Those were the first words that I spoke after reading that my favorite player, Eric Hinske, had been traded from the Pittsburgh Pirates (my second favorite team) to my least favorite team, the New York Yankees.
Hinske became my favorite player when he proved that he wasn't all about the dollar signs during his one and a half year tenure with my favorite team, the Boston Red Sox.
Hinske has four hits in four games, but three of those hits have been home runs, including a two-homer game against the LA Angels.
Hinske played the 2008 season with the Tampa Bay Rays as a backup and belted 20 homers. In Hinske's time with Boston, (half a season in 2006 and a full season in 2007, as a backup) Hinske had just seven home runs in his two seasons combined.
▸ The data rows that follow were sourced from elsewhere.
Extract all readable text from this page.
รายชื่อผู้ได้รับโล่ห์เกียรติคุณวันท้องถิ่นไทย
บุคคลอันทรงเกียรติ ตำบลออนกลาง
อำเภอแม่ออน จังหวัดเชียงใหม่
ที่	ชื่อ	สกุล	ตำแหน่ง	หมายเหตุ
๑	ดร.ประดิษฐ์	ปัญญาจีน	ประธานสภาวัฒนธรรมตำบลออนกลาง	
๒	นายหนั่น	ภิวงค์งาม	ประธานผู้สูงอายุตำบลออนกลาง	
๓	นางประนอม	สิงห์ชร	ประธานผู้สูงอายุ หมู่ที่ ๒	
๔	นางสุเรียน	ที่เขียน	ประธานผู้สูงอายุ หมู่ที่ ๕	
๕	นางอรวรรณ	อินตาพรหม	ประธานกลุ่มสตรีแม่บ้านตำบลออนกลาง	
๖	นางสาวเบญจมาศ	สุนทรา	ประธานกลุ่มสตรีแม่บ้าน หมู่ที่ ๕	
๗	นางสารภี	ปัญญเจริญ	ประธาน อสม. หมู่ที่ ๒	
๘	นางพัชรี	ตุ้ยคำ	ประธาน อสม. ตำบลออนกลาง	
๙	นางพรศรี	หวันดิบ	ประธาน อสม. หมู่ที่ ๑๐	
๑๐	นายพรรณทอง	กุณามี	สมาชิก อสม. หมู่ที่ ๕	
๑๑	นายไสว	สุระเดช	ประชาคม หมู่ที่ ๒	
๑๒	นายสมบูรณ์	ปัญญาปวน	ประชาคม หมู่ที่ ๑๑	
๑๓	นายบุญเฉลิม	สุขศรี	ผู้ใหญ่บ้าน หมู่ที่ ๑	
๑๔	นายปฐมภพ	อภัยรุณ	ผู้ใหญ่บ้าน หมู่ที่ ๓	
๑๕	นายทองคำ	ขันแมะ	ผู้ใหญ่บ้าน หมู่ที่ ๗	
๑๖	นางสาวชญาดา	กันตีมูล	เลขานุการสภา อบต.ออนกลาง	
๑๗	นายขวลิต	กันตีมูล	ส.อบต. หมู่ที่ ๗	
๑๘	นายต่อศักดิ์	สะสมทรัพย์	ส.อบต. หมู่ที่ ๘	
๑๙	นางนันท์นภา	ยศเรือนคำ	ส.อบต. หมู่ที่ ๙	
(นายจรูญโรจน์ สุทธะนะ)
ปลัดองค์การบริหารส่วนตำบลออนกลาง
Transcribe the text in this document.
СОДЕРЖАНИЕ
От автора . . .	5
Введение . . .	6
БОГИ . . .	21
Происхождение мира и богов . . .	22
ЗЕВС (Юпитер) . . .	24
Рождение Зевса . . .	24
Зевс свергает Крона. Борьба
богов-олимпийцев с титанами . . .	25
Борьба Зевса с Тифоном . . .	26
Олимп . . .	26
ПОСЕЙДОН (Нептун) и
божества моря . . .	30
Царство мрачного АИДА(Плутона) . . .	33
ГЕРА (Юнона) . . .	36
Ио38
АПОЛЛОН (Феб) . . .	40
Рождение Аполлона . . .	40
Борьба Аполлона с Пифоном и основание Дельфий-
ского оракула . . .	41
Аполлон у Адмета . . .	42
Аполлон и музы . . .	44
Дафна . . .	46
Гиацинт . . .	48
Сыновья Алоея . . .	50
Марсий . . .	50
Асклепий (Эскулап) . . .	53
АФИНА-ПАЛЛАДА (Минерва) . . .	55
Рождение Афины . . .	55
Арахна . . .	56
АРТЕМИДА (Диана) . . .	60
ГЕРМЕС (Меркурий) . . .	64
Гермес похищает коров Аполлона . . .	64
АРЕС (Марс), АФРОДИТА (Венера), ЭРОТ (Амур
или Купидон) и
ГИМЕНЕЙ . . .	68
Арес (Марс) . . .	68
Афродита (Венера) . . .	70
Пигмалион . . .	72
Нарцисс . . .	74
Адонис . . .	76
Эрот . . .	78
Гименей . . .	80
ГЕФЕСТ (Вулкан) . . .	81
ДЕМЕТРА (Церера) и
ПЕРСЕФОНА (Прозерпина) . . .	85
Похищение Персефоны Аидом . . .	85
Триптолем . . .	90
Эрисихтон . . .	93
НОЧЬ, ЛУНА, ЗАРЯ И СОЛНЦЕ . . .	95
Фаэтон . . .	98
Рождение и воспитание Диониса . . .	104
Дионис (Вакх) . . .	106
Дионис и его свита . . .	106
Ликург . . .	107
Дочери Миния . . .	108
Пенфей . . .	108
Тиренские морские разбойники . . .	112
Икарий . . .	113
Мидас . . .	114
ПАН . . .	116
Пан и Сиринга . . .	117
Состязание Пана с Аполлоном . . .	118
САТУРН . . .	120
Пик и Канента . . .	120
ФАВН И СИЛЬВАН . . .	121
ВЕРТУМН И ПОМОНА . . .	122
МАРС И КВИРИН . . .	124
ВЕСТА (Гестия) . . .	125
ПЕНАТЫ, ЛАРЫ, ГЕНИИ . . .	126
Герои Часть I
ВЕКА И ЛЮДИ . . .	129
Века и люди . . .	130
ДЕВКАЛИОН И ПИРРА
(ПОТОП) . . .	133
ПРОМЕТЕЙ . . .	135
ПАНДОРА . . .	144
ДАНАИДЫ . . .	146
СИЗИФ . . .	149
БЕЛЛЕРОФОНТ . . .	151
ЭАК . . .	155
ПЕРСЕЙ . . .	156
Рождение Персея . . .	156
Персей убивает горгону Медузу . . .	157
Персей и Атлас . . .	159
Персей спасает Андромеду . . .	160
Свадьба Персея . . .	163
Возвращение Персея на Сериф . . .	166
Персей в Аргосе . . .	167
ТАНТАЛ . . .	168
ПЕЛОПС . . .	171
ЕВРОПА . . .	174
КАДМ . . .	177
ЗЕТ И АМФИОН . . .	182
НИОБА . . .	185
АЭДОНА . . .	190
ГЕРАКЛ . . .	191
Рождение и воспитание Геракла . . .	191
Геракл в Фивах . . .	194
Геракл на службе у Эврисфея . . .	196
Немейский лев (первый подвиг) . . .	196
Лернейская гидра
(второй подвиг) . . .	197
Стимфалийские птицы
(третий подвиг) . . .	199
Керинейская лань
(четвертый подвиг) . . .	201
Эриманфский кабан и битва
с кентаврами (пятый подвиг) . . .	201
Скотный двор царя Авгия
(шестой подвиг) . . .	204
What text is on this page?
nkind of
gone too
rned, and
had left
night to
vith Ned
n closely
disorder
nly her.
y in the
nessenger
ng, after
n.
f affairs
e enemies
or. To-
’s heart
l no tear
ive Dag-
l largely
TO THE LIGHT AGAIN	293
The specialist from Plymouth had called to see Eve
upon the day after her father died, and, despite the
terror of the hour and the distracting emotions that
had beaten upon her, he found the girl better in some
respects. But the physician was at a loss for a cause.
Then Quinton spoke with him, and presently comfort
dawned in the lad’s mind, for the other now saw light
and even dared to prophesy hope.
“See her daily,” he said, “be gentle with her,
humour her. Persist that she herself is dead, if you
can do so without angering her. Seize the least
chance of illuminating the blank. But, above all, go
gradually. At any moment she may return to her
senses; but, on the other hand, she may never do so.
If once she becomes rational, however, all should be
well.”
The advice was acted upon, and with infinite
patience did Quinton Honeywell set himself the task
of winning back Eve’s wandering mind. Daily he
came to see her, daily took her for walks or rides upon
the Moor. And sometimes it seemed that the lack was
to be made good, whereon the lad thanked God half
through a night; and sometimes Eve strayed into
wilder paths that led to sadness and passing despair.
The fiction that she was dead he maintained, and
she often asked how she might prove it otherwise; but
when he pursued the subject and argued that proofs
After Hinske's one season in Tampa Bay, he signed as a free agent with the Pittsburgh Pirates. He played in 54 games with Pittsburgh, hitting just one home run.
His erratic power numbers are what caused Hinske's original team, the Toronto Blue Jays, to trade him to Boston in the first place.
Hinske won the 2002 Rookie of the Year Award, hitting .279 with 24 home runs and 84 RBI. However, in Hinske's remaining seasons with Toronto, his highest average was just .262 in 2005. His highest power numbers were 15 homers and 69 RBI.
His erratic power numbers are likely the reason why the Red Sox failed to resign him in the first place. In Tampa and now in the Bronx, Hinske is hitting the stuffing out of the ball.
And to think, Hinske could've been the Red Sox most valuable subsitute.
Because right now, Hinske seems better than Mark Kotsay and Rocco Baldelli.